What Still Needs to Be Done

So the judiciary in many respects has led the way but now the legislative and executive branches will have to proactively reset the nation’s sentencing laws. The good news is that there are today several measures with bipartisan support pending on Capitol Hill. There is the Smarter Sentencing Act of 2013, which largely tracks the Attorney Generals new proposal. There is the Justice Safety Valve Act of 2013, which would codify the broader discretion the Supreme Court has given to sentencing judges to use discretion in selecting prison terms. And there are several marijuana reform measures also pending that deserve close attention.

But if Washington really wants to end prison overcrowding, and ease the pain and cost of the war on drugs, it ought to go beyond all this. The Attorney General and Congress ought to launch investigations into the widespread use and abuse of “private prisons.” The Justice Department ought to exercise more oversight over its Bureau of Prisons, which is abusing and neglecting mentally ill prisoners. And both the Obama Administration and Congress also ought to push the Drug Enforcement Administration to undertake an objective new review of its classification of marijuana as a Schedule 1 drug. Until that classification changes— and it absolutely should—the federal government will be at war with itself over the single biggest cause of our mass incarceration—the criminalization of marijuana.

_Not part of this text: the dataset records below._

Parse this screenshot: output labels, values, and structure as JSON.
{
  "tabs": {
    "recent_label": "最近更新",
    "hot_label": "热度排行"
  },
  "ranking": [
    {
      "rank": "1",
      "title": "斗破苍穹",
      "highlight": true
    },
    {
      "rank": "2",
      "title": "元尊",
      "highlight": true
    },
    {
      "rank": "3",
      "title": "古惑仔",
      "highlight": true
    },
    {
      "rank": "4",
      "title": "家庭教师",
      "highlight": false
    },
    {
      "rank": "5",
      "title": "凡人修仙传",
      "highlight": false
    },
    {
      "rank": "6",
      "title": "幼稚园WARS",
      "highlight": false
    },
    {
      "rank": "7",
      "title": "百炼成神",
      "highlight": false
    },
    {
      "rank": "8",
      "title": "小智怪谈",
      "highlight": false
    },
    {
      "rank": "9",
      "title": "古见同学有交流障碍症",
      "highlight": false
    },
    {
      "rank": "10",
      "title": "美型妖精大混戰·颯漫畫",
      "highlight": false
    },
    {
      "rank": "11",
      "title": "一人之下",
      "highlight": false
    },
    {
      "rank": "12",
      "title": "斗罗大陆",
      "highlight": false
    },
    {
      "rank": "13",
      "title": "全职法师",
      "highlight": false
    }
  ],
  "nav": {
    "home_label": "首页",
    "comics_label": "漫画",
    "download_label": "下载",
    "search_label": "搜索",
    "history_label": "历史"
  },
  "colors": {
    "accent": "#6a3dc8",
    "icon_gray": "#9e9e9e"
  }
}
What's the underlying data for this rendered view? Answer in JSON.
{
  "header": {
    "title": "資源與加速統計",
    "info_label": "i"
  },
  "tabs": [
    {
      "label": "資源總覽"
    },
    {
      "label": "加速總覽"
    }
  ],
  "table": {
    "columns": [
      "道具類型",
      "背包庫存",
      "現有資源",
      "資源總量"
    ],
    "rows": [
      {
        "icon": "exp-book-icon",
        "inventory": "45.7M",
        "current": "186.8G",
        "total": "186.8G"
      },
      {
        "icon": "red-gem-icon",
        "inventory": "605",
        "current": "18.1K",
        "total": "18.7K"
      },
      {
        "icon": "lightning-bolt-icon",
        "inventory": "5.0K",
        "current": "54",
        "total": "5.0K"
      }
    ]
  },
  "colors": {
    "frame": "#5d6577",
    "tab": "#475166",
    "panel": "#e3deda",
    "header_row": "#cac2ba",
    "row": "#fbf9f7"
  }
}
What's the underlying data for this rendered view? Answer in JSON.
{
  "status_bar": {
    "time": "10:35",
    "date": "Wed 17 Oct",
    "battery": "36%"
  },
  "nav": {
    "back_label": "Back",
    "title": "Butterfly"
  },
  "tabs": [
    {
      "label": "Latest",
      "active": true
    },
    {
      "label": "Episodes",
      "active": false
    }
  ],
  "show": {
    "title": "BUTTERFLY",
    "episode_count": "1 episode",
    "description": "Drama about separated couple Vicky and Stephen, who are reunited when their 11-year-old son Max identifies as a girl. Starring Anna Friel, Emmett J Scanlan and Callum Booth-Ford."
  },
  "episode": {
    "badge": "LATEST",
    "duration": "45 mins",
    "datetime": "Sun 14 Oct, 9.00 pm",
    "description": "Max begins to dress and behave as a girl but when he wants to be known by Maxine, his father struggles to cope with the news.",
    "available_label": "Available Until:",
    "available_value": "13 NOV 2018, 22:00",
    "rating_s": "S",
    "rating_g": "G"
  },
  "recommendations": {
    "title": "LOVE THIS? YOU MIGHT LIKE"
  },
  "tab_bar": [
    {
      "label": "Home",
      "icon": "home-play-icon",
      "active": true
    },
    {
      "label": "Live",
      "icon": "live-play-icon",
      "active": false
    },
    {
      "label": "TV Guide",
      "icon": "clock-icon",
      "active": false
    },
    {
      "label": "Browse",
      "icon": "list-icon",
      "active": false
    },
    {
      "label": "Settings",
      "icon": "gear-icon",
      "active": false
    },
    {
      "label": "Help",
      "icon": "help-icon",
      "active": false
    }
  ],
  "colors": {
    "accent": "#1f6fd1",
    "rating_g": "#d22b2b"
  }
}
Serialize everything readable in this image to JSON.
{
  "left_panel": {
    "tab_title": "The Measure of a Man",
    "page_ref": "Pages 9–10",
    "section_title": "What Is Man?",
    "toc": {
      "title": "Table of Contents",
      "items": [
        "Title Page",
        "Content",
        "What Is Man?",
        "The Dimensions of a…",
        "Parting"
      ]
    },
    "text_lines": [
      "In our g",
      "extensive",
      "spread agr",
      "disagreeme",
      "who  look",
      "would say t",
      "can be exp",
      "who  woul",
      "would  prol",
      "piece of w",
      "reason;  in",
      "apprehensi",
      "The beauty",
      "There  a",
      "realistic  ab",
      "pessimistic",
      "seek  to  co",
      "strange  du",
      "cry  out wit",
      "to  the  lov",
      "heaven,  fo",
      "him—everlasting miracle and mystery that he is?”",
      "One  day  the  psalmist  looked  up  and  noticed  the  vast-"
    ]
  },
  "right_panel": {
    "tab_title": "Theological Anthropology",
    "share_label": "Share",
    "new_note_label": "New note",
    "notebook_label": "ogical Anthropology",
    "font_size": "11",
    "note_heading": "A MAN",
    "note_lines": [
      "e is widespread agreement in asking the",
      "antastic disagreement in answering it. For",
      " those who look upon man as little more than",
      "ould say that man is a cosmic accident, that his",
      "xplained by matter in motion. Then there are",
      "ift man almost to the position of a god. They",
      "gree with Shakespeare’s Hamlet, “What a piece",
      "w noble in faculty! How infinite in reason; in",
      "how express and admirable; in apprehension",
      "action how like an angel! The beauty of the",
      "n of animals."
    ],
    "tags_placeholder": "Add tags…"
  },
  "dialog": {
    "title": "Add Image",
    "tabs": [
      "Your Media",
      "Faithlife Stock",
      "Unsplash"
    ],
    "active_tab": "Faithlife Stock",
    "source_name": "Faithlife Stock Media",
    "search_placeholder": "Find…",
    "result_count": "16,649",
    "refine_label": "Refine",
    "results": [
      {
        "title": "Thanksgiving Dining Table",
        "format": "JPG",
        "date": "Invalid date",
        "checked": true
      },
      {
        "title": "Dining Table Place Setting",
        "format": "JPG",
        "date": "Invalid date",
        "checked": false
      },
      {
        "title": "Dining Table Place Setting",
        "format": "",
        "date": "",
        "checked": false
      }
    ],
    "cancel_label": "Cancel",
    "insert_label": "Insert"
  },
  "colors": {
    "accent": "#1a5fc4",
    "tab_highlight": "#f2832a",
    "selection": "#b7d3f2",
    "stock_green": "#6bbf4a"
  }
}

All of this will not be finished in the next 100 days, to paraphrase President John Kennedy, but let us begin. If we are going to empty our prisons of tens of thousands of non-violent offenders, if we are to ease the horrific financial burden we’ve created for ourselves through mass incarceration, if we are to end the war on drugs with a realistic acknowledgment that there can be an honorable withdrawal, if we are to bring prison conditions back to constitutional standards, the time is now. The window of reason, after decades of self-delusion, is open and you never know when it is going to close again.